The formulation of NEFM includes a solution containing 10mM sodium phosphate (pH 7.5), 2mM DTT, 6M urea, 10mM methylammonium chloride, and 1mM EDTA . This specific formulation ensures the stability and functionality of the protein for laboratory research purposes.
Neurofilaments, including NEFM, are essential for the proper functioning of neurons. They provide structural support to the axon, which is the long, thread-like part of a nerve cell along which impulses are conducted from the cell body to other cells. NEFM, in particular, contributes to the radial growth of the axon, which is crucial for the proper transmission of nerve impulses.
The stability and integrity of neurofilaments are vital for maintaining the overall health of the nervous system. Any disruption in the structure or function of neurofilaments can lead to neurodegenerative diseases, highlighting the importance of studying and understanding these proteins.
NEFM is widely used in laboratory research to study the structure and function of neurofilaments.
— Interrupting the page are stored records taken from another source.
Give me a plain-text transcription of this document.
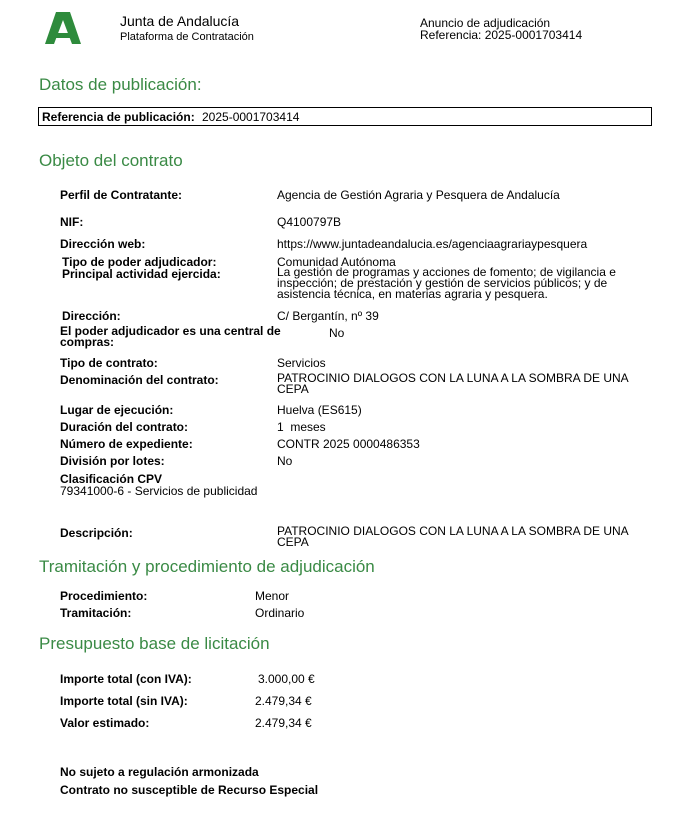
Junta de Andalucía
Plataforma de Contratación
Anuncio de adjudicación
Referencia: 2025-0001703414
Datos de publicación:
Referencia de publicación: 2025-0001703414
Objeto del contrato
Perfil de Contratante:	Agencia de Gestión Agraria y Pesquera de Andalucía
NIF:	Q4100797B
Dirección web:	https://www.juntadeandalucia.es/agenciaagrariaypesquera
Tipo de poder adjudicador:	Comunidad Autónoma
Principal actividad ejercida:	La gestión de programas y acciones de fomento; de vigilancia e inspección; de prestación y gestión de servicios públicos; y de asistencia técnica, en materias agraria y pesquera.
Dirección:	C/ Bergantín, nº 39
El poder adjudicador es una central de compras:
No
Tipo de contrato:	Servicios
Denominación del contrato:	PATROCINIO DIALOGOS CON LA LUNA A LA SOMBRA DE UNA CEPA
Lugar de ejecución:	Huelva (ES615)
Duración del contrato:	1  meses
Número de expediente:	CONTR 2025 0000486353
División por lotes:	No
Clasificación CPV
79341000-6 - Servicios de publicidad
Descripción:	PATROCINIO DIALOGOS CON LA LUNA A LA SOMBRA DE UNA CEPA
Tramitación y procedimiento de adjudicación
Procedimiento:	Menor
Tramitación:	Ordinario
Presupuesto base de licitación
Importe total (con IVA):	3.000,00 €
Importe total (sin IVA):	2.479,34 €
Valor estimado:	2.479,34 €
No sujeto a regulación armonizada
Contrato no susceptible de Recurso Especial
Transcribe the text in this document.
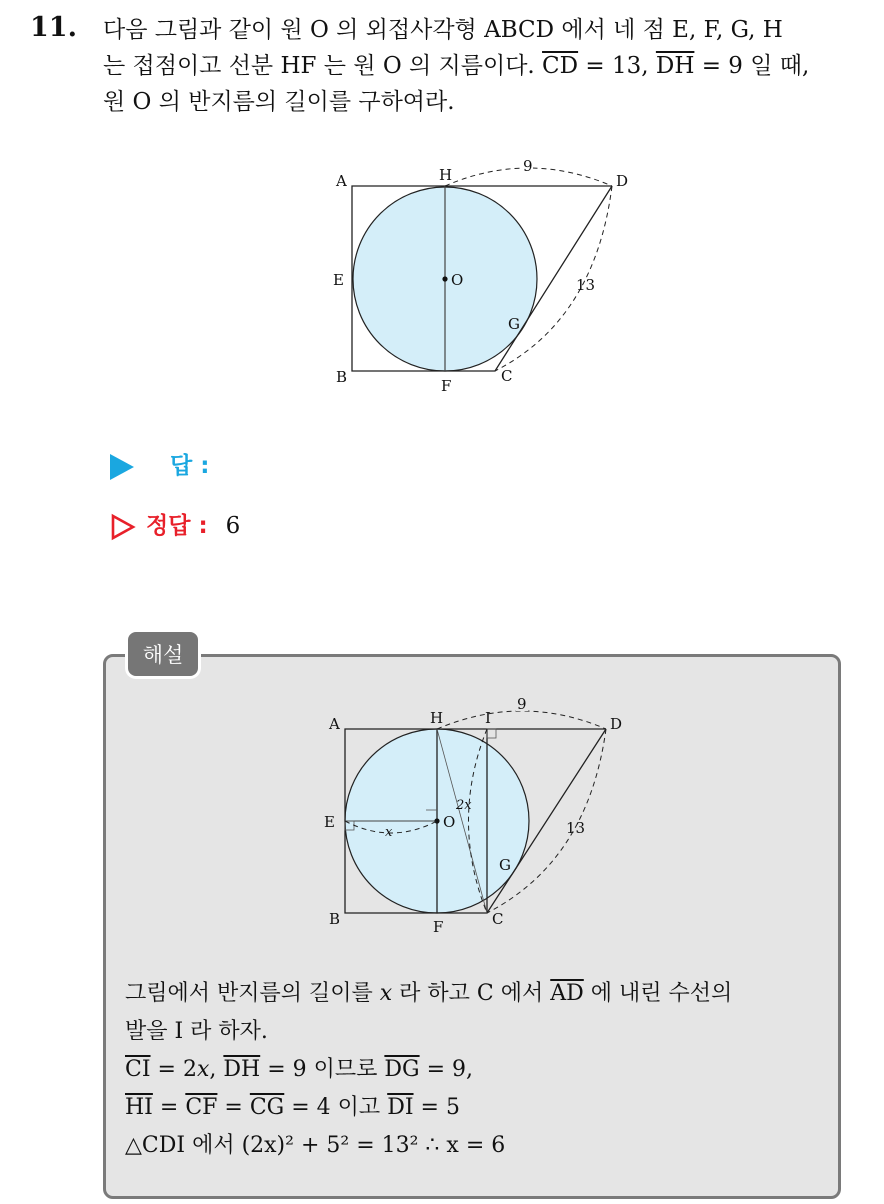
11. 다음 그림과 같이 원 O 의 외접사각형 ABCD 에서 네 점 E, F, G, H
는 접점이고 선분 HF 는 원 O 의 지름이다. $\overline{CD} = 13$, $\overline{DH} = 9$ 일 때,
원 O 의 반지름의 길이를 구하여라.
9
A	H	D
E	O	13
G
B	F
C
답 :
정답 : 6
해설
9
A	H	I	D
E	O
2x
x	13
G
B	F	C
그림에서 반지름의 길이를 x 라 하고 C 에서 $\overline{AD}$ 에 내린 수선의
발을 I 라 하자.
$\overline{CI} = 2x$, $\overline{DH} = 9$ 이므로 $\overline{DG} = 9$,
$\overline{HI} = \overline{CF} = \overline{CG} = 4$ 이고 $\overline{DI} = 5$
△CDI 에서 (2x)² + 5² = 13² ∴ x = 6
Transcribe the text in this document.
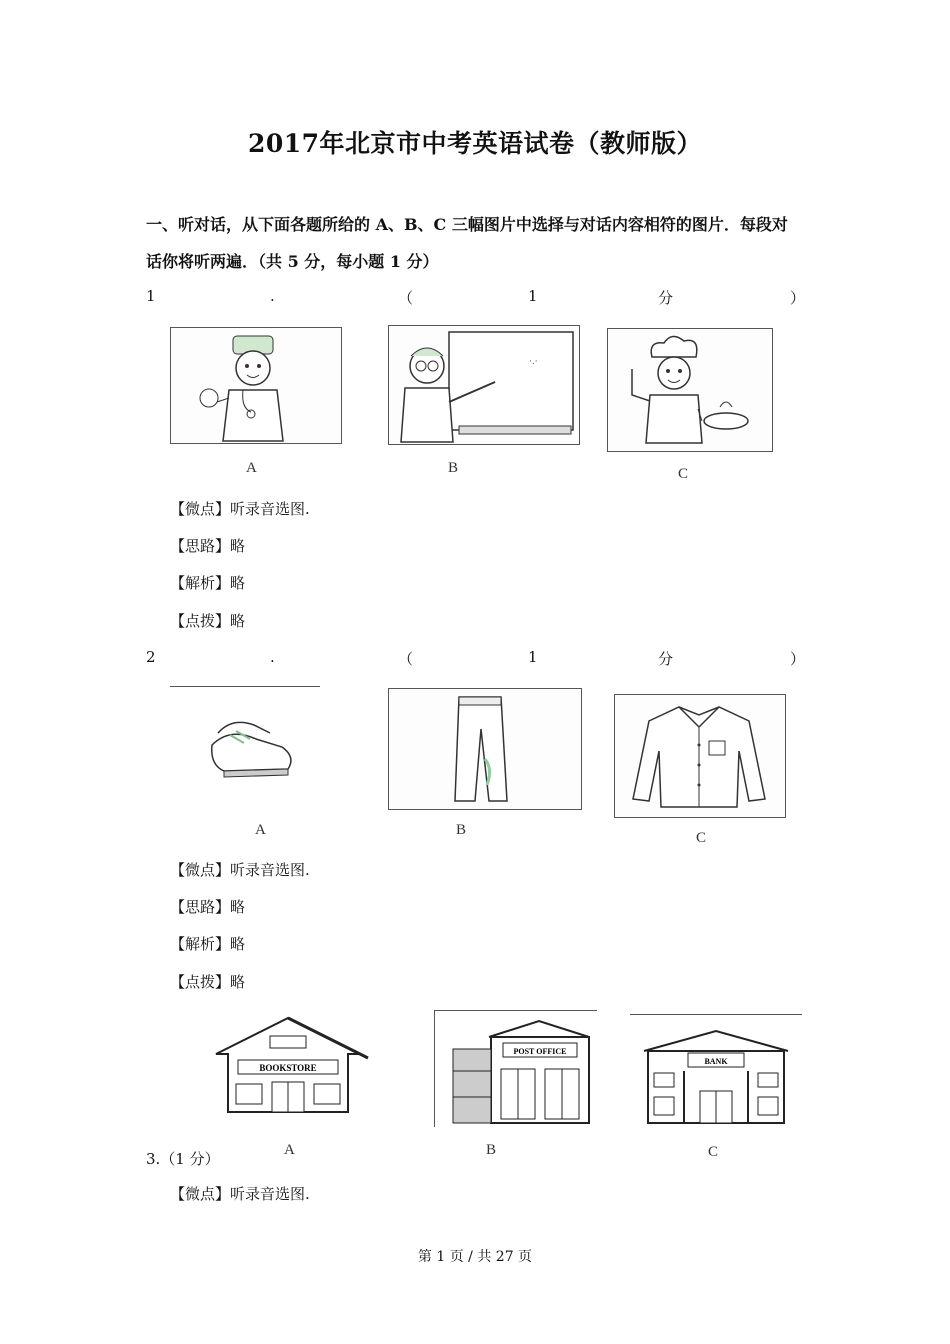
2017年北京市中考英语试卷（教师版）
一、听对话，从下面各题所给的 A、B、C 三幅图片中选择与对话内容相符的图片．每段对
话你将听两遍．（共 5 分，每小题 1 分）
1	.	（	1	分	）
A
·.·
B	C
【微点】听录音选图.
【思路】略
【解析】略
【点拨】略
2	.	（	1	分	）
A	B	C
【微点】听录音选图.
【思路】略
【解析】略
【点拨】略
BOOKSTORE
A
POST OFFICE
B
BANK
C
3.（1 分）
【微点】听录音选图.
第 1 页 / 共 27 页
It is particularly useful in understanding the mechanisms underlying neurodegenerative diseases such as amyotrophic lateral sclerosis (ALS) and Alzheimer’s disease. Researchers use NEFM to investigate how alterations in neurofilament structure and function can lead to neuronal damage and disease progression.
Additionally, NEFM is used in the development of diagnostic tools and therapeutic strategies for neurodegenerative diseases. By studying NEFM, scientists can identify potential biomarkers for early diagnosis and develop targeted treatments to prevent or slow down the progression of these diseases.